The above will not deal correctly with intervals that abut (e.g.: [0, π/3] and [π/3, π]; or [2π/3, 2π] and [0, 1]). In those cases, as I understand it, the angle at which they abut (π/3 or 0) should be counted as being in two intervals. The above algorithm could be tweaked so that when an interval start coincides with a range end point, a new (range, count) pair is inserted after the pair in question; the new pair would have a single-angle range (that is, range.start == range.end). A similar procedure would apply for the range that starts at the end of an interval. I think that with those tweaks the above algorithm correctly handles all cases.

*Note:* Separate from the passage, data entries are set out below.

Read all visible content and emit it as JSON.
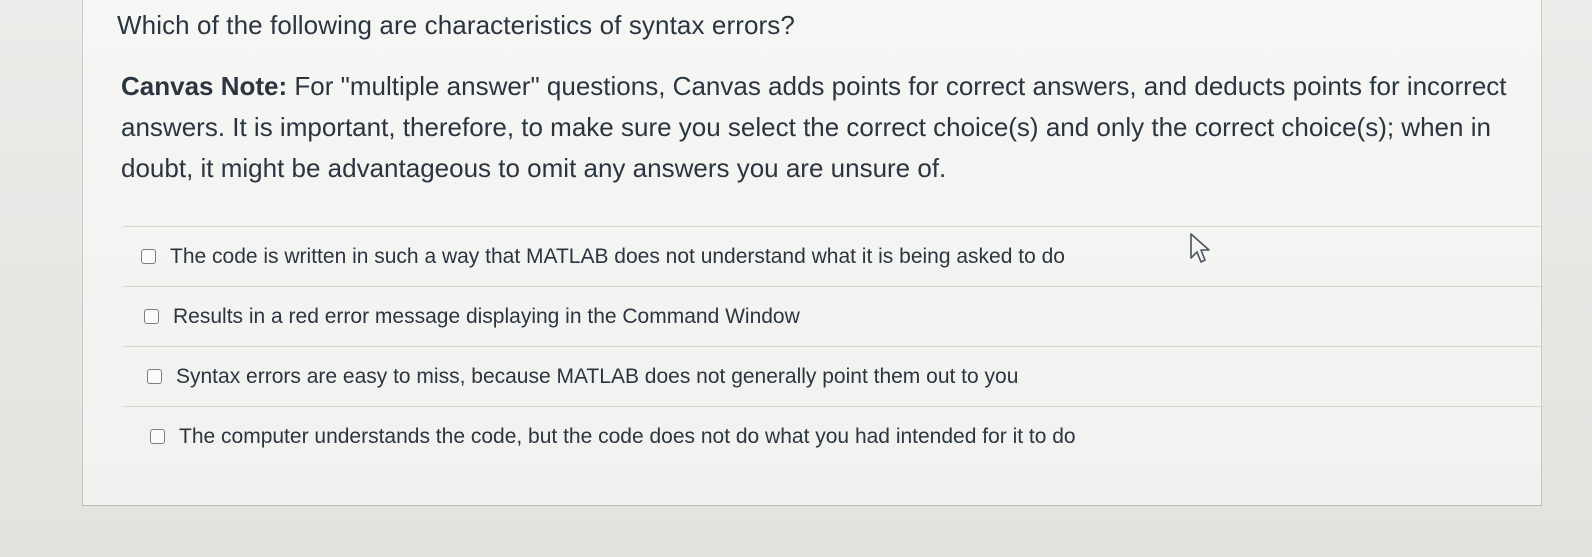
{
  "question": {
    "text": "Which of the following are characteristics of syntax errors?",
    "note_label": "Canvas Note:",
    "note_text": " For \"multiple answer\" questions, Canvas adds points for correct answers, and deducts points for incorrect answers. It is important, therefore, to make sure you select the correct choice(s) and only the correct choice(s); when in doubt, it might be advantageous to omit any answers you are unsure of."
  },
  "answers": [
    {
      "label": "The code is written in such a way that MATLAB does not understand what it is being asked to do",
      "checked": false
    },
    {
      "label": "Results in a red error message displaying in the Command Window",
      "checked": false
    },
    {
      "label": "Syntax errors are easy to miss, because MATLAB does not generally point them out to you",
      "checked": false
    },
    {
      "label": "The computer understands the code, but the code does not do what you had intended for it to do",
      "checked": false
    }
  ],
  "cursor": {
    "icon": "pointer-arrow-icon"
  }
}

My solution would involve a list of pairs of start of the interval and how many intervals overlap it:
1 2 3 2 1
|---------|--------|-----|---------------|------|
|------------------|
|--------------|
|---------------------|
|----------------------------|
So, sort all the start and end points and traverse the list assigning each new interval the count of intervals it overlaps with (increasing it if it's a start point, decreasing otherwise). Then take the maximum from the overlap counts.
I think you'll run into weird edge cases if you don't do this symbolically.
Your angular ranges are not only not exactly representable as binary fractions (introducing rounding errors) they're irrational. (Pi is greater than 3.14159265359 but less than 3.14159265360; how do you say that an angle equals Pi/2 besides symbolically?)
The most robust way I see to do it is to take all combinations of intervals in turn, determine their intersection, and see which of these combined intervals are the result of the intersection of the most individual intervals.
This also has a bonus of giving you not just one, but all of the angles that satisfy your condition.